Back then, dad and I would be the first to start clapping and soon the entire arena would erupt in applause. It was almost just as fun as the circus itself.
Over the years, I brought here my foreign and local friends, who appreciated the historic building and the pure mastery of the performers. To them, it was (and is) as much of what makes St. Petersburg an imperial capital as palaces and museums, with a nod, perhaps, to their own inner child.
Saint Petersburg State Circus first opened its doors on December 26, 1877 and was the first stationary brick-and-mortar circus in Russia. The mastermind behind it was Gaetano Ciniselli, an Italian citizen and head of a large circus family.
The building was constructed using the latest technologies of the time and featured a dome unsupported by columns that spanned 49.7 meters. The ruffled dome design was later used in various buildings. The inside was decked out with all the glory of a famous European circus complete with red velvet, gold and mirrors. The total capacity was up to 5,000 guests. Some of the artifacts from those times are now part of the circus museum, just off the main hall.

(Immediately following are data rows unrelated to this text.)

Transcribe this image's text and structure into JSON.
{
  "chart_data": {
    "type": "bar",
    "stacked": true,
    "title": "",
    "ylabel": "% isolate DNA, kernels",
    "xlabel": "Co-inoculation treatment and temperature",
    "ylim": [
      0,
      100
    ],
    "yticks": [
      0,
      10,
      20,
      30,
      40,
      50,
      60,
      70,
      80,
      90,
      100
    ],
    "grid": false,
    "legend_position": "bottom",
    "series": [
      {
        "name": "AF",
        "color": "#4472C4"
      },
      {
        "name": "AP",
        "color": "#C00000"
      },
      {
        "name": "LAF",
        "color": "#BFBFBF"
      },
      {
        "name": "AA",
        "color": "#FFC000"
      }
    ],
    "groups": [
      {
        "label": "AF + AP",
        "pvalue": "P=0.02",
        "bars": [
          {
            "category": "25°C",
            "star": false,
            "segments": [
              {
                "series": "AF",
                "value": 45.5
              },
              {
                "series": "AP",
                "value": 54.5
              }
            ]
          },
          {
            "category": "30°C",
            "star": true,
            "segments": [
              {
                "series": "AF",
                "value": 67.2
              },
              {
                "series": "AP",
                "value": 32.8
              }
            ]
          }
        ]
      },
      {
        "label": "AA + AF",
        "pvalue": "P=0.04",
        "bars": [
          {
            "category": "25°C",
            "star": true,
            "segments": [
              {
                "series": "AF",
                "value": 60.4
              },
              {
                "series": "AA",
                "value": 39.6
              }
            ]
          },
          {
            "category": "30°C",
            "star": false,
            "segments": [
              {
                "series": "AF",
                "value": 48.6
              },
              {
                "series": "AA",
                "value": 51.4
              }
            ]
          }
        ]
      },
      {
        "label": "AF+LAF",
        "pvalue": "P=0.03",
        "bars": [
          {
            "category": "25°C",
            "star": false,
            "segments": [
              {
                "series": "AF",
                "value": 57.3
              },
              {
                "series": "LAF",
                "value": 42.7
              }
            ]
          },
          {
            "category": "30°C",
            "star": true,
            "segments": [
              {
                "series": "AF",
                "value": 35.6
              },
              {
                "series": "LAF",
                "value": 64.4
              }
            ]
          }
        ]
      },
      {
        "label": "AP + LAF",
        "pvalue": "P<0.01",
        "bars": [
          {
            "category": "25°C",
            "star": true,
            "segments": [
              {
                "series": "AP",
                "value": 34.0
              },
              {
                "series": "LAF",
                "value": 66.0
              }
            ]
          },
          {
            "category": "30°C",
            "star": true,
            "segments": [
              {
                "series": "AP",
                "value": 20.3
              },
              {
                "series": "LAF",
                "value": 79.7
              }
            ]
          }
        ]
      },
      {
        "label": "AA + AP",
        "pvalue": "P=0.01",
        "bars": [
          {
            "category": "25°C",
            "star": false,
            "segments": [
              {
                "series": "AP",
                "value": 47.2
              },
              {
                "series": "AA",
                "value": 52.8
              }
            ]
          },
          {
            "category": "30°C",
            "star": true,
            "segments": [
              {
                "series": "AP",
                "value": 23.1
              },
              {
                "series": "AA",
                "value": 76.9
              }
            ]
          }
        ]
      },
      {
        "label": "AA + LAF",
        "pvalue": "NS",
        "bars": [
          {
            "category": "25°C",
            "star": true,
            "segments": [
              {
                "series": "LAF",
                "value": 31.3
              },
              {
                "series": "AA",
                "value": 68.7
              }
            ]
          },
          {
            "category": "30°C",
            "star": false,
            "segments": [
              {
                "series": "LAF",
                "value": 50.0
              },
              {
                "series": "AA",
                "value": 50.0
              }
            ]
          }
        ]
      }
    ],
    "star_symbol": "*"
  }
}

When I took my little son to the Circus for the first time this winter, I couldn’t help but compare it to the shows put up by Cirque du Soleil and other spectacular companies of our time. But this place is not like that, and it wouldn’t be a fair comparison. Noone plunges into water to psychedelic music, and the scenery, even with all its gold and velvet, is far from a technological wonder.
What blew my mind was that five acts in the show we were watching were performed by families, with several generations of circus performers sharing the stage. These acts have serious roots. The quick-change performance was originally done by the grandparents of the couple performing their take on it for us. In a bicycle act, which at first I thought was going to be lame, four generations built a human pyramid with incredible skill and grace. Their commitment to their mastery and the delight of the audience is hard to find elsewhere.
This is an old-school circus, in an old-school building, with “clown noses” and cotton candy on sale in the lobby. Kids dance to a guy playing the trumpet during intermission. Seats are still red velvet, but more comfortable. And the hush still falls over the place with the first drumroll.